Pour ce faire, il implémente la propriété INotifyPropertyChanged. À chaque fois qu’une propriété est modifiée, elle déclenche l’événement PropertyChanged pour notifier la vue. Voici le code partiel de la classe pour illustrer ce mécanisme:
public class ArbreViewModel : INotifyPropertyChanged { public event PropertyChangedEventHandler PropertyChanged; private void OnPropertyChanged(string name) { PropertyChanged?.Invoke(this, new PropertyChangedEventArgs(name)); } public string Circonference { get { return arbre.Circonference == 0 ? null : arbre.Circonference.ToString(); } set { int intVal; int.TryParse(value, out intVal); if (arbre.Circonference != intVal) { arbre.Circonference = intVal; OnPropertyChanged(nameof(Circonference)); } }
Le code de la méthode de calcule de l’année est déduit de l’exemple inclut dans la documentation du Web Service généré par AzureML. Notons qu’il faut écrire cette méthode de façon asynchrone pour les raisons expliquées précédemment:
public async Task ComputeAnnee() { . . . response = await client.PostAsync("", new StringContent(jsonReq, Encoding.UTF8, "application/json")); . . . }
NB : l’utilisation du code de communication avec le service AzureML a nécessité l’installation d’un nuget défini dans la documentation générée.
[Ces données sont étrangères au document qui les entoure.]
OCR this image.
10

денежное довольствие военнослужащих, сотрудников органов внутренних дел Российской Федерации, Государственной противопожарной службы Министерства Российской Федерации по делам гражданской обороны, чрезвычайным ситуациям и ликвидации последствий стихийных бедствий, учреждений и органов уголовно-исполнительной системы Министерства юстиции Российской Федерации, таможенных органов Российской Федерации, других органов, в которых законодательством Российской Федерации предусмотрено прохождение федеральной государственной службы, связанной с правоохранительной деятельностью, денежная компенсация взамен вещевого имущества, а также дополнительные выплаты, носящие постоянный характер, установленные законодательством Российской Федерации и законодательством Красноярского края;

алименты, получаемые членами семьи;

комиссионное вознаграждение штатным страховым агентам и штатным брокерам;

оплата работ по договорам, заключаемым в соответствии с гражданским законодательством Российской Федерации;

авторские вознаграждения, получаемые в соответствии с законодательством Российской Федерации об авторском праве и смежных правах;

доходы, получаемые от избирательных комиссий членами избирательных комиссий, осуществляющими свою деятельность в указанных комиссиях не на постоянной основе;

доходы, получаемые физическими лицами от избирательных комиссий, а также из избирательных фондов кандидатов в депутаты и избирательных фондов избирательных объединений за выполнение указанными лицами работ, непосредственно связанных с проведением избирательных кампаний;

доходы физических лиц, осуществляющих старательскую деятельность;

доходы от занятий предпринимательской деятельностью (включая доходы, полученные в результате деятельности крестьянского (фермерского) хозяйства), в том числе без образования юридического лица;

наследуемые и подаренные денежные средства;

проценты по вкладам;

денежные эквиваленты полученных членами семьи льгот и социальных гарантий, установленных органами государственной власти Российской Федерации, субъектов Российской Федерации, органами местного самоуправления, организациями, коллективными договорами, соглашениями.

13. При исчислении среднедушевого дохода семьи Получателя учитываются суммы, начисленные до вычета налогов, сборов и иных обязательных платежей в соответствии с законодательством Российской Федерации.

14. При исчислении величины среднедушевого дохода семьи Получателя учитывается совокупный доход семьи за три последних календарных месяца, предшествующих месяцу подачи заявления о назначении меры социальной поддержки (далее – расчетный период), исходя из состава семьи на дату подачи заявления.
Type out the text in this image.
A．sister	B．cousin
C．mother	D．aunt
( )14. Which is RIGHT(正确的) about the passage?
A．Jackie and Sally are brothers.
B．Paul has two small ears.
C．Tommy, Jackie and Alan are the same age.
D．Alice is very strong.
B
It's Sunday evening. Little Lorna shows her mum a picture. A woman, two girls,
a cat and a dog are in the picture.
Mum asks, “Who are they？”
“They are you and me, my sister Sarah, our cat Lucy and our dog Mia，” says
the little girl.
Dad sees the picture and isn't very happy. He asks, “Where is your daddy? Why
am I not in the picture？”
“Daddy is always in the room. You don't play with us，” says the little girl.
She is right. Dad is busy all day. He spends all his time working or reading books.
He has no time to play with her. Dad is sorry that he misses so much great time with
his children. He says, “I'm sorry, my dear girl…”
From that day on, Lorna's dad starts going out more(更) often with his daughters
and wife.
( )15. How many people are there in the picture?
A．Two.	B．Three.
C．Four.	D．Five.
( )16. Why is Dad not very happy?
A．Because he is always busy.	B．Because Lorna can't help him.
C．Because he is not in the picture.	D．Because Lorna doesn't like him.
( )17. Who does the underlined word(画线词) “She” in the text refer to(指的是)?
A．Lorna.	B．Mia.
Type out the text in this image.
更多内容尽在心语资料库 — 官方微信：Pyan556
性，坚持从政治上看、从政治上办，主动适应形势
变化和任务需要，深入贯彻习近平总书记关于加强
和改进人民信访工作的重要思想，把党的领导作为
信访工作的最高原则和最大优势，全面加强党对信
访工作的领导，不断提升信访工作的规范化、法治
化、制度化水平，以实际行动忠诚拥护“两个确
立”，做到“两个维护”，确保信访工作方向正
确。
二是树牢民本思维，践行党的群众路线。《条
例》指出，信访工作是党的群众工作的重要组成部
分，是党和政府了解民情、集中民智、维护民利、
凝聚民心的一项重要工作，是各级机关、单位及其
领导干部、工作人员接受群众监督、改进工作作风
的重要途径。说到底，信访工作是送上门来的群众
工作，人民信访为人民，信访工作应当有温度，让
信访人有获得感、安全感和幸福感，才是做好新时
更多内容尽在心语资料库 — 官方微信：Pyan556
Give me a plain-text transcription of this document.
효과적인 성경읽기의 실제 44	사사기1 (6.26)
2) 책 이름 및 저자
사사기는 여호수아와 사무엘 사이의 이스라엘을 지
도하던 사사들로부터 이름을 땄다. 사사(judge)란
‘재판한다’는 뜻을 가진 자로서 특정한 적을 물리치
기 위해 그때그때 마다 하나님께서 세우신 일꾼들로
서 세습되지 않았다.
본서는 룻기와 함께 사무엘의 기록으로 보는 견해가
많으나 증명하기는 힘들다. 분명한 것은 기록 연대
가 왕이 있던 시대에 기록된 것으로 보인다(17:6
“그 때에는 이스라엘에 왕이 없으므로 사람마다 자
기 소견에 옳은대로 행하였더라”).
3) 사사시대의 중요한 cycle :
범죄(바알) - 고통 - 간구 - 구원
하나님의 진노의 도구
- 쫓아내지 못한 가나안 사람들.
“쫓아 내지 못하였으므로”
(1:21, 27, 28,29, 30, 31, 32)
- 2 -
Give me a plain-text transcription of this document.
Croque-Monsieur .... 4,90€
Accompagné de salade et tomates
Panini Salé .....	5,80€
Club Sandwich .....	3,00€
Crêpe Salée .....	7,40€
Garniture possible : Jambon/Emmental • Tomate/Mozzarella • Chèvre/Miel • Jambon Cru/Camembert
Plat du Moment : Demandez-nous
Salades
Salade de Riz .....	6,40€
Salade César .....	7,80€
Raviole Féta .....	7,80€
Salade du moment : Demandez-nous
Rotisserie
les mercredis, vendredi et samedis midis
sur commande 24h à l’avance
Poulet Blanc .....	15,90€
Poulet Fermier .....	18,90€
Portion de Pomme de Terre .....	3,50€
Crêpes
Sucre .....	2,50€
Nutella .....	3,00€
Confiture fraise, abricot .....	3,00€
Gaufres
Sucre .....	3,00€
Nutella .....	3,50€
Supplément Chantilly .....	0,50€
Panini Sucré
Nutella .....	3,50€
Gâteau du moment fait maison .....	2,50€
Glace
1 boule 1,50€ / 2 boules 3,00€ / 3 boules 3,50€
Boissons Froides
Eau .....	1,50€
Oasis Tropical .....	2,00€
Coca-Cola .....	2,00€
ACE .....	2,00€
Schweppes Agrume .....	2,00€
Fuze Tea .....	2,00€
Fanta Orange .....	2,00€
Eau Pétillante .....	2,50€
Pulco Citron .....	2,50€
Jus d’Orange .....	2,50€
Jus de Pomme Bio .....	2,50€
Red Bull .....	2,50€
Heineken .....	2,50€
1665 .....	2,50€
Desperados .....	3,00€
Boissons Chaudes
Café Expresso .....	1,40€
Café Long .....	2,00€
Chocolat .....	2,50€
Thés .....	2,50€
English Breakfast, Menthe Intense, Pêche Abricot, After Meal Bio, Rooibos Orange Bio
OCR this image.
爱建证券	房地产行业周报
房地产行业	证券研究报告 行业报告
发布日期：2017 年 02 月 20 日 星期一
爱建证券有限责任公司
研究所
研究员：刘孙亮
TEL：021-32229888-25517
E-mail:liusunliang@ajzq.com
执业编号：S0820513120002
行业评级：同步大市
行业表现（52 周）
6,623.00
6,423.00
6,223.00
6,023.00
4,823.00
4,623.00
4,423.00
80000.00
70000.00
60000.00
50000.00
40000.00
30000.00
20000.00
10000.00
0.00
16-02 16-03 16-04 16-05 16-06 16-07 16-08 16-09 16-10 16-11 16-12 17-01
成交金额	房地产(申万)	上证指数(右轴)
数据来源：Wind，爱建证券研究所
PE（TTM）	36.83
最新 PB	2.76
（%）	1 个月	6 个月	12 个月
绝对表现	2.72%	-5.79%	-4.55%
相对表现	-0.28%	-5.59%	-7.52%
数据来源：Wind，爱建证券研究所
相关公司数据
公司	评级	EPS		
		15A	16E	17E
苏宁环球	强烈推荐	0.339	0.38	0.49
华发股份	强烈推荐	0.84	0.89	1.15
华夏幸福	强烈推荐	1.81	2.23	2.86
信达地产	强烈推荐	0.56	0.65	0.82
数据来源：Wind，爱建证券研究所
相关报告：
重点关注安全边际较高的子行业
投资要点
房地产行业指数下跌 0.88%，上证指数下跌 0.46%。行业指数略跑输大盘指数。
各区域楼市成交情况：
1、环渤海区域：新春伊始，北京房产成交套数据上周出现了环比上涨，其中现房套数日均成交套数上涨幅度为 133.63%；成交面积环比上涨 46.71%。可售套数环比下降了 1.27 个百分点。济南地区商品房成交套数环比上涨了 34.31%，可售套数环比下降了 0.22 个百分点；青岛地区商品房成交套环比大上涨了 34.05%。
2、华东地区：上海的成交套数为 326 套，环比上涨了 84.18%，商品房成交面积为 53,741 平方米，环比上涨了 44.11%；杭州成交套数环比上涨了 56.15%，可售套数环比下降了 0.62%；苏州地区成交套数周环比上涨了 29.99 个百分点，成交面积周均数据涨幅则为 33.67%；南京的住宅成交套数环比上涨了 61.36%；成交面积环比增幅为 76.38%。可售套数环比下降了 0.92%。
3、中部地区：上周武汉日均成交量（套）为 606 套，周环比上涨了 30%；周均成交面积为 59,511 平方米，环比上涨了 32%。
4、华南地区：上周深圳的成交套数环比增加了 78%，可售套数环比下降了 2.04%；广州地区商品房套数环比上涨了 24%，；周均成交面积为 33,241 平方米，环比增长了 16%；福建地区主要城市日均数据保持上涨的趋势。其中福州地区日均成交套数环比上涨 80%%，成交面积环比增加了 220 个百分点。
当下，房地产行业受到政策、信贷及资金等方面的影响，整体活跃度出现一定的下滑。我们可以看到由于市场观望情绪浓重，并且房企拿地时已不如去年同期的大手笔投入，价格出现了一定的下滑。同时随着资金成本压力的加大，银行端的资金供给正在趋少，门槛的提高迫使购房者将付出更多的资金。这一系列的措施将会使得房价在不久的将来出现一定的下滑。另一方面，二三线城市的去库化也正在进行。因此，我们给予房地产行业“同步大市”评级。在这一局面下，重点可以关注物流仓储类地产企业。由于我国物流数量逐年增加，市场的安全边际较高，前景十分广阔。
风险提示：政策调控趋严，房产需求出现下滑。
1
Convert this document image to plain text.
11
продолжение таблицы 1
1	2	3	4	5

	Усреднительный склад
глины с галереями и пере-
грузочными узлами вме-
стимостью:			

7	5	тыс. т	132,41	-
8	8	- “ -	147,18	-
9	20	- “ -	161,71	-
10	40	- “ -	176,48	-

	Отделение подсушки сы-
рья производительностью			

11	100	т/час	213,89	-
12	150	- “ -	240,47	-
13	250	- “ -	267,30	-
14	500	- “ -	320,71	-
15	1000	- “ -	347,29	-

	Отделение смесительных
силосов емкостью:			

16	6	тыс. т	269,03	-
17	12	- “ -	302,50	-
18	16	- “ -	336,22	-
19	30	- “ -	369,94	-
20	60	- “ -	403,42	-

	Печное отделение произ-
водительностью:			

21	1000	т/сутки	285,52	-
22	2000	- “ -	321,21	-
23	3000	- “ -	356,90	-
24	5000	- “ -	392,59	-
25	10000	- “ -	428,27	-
L’installation de nuget n’est pas possible sur le projet partagé lui même. Il faut l’installer sur tous les projets des device cible pour qu’il soit accessible à partir du projet partagé.
Pour exécuter l’application sur Windows, il faut définir le projet UWP comme projet de démarrage puis lancer l’exécution. Voici ce que ça donne au démarrage:
Et après le lancement d’une requête :
Pour exécuter sur Android, il faut définir le projet Android comme projet par défaut. Connecter un téléphone Android au PC puis lancer l’exécution. Voici ce que ça donne au démarrage et après le lancement d’une requête:
Conclusion
Nous venons de créer -gratuitement- le contenu et l’interface d’une application IA mobile en quelques clics et quelques lignes de codes. Il est possible d’étendre l’usage à des sources de données plus évoluées comme l’utilisation de la caméra ou du microphone pour de la reconnaissance. L’exemple que nous avons présenté témoigne de la facilité et l’accessibilité grandissante des outils de l’IA pour tous, sans exiger un pré-requis fort en data science.